Il jeta un coup d’œil vers le sommet de l’escalier obscur qui menait au premier étage.
— Il ne se joindra pas à nous ce soir encore … , soupira-t-il.
— Vous le connaissez.
— A-t-il conscience que ce genre de comportement attise la curiosité et les rumeurs sur lui ?
— Sans doute. Mais cela vous arrange aussi, n’est-ce pas ? répondit-elle, en le regardant franchement. Cette curiosité et ces rumeurs sont aussi les raisons pour lesquelles les gens viennent en nombre.
Un sourire tordit les lèvres fines de l’antiquaire. Elle le trouva peu agréable.

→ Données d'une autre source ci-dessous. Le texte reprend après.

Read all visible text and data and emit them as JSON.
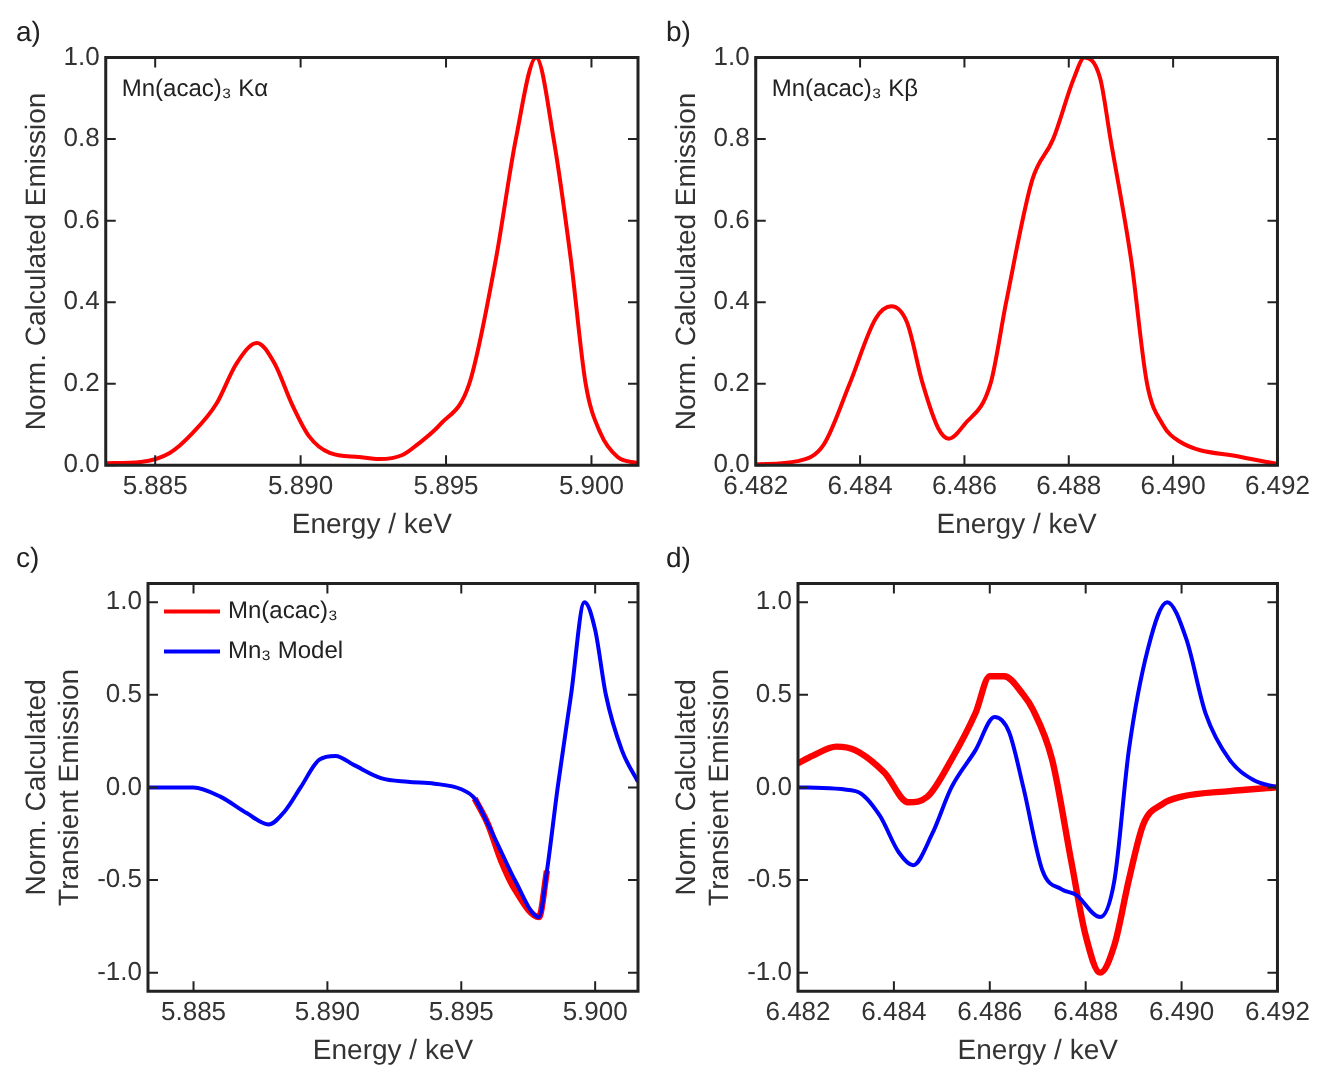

— Les nobles ont beaucoup de temps libre et d’argent. Trouver de quoi les occuper et ils vous mangent dans la main. J’ai d’ailleurs eu une petite idée pour développer encore davantage notre affaire …
— Les jeux d’argent, il m’en a parlé, l’interrompit Isobel.
Valronn étrécit les yeux de colère, mais ne releva pas l’impudence de la jeune femme. Il savait qu’elle avait l’oreille du propriétaire, souvent plus que lui. Il devait s’en faire une alliée, non l’inverse.
— C’est une excellente opportunité d’élargir notre activité. Peut-être pourriez-vous lui en toucher un mot.
— Certes, fit Isobel, en se redressant. Mais Cynred désire que ce théâtre reste un lieu d’art. Et je sais quel type de personnes sont attirés par ce genre d’activité, j’en ai bien souvent arrêté dans ma carrière de garde.
— Il suffit de choisir des joueurs triés sur le volet, insista-t-il.
La guerrière se tourna vers lui et soupira.
— Je lui en toucherai un mot. Mais ce sera la dernière fois !
Valronn s’inclina en une parodie de révérence et sourit.
— Bien sûr, ma chère.
Puis il s’éloigna pour rejoindre la salle de spectacle.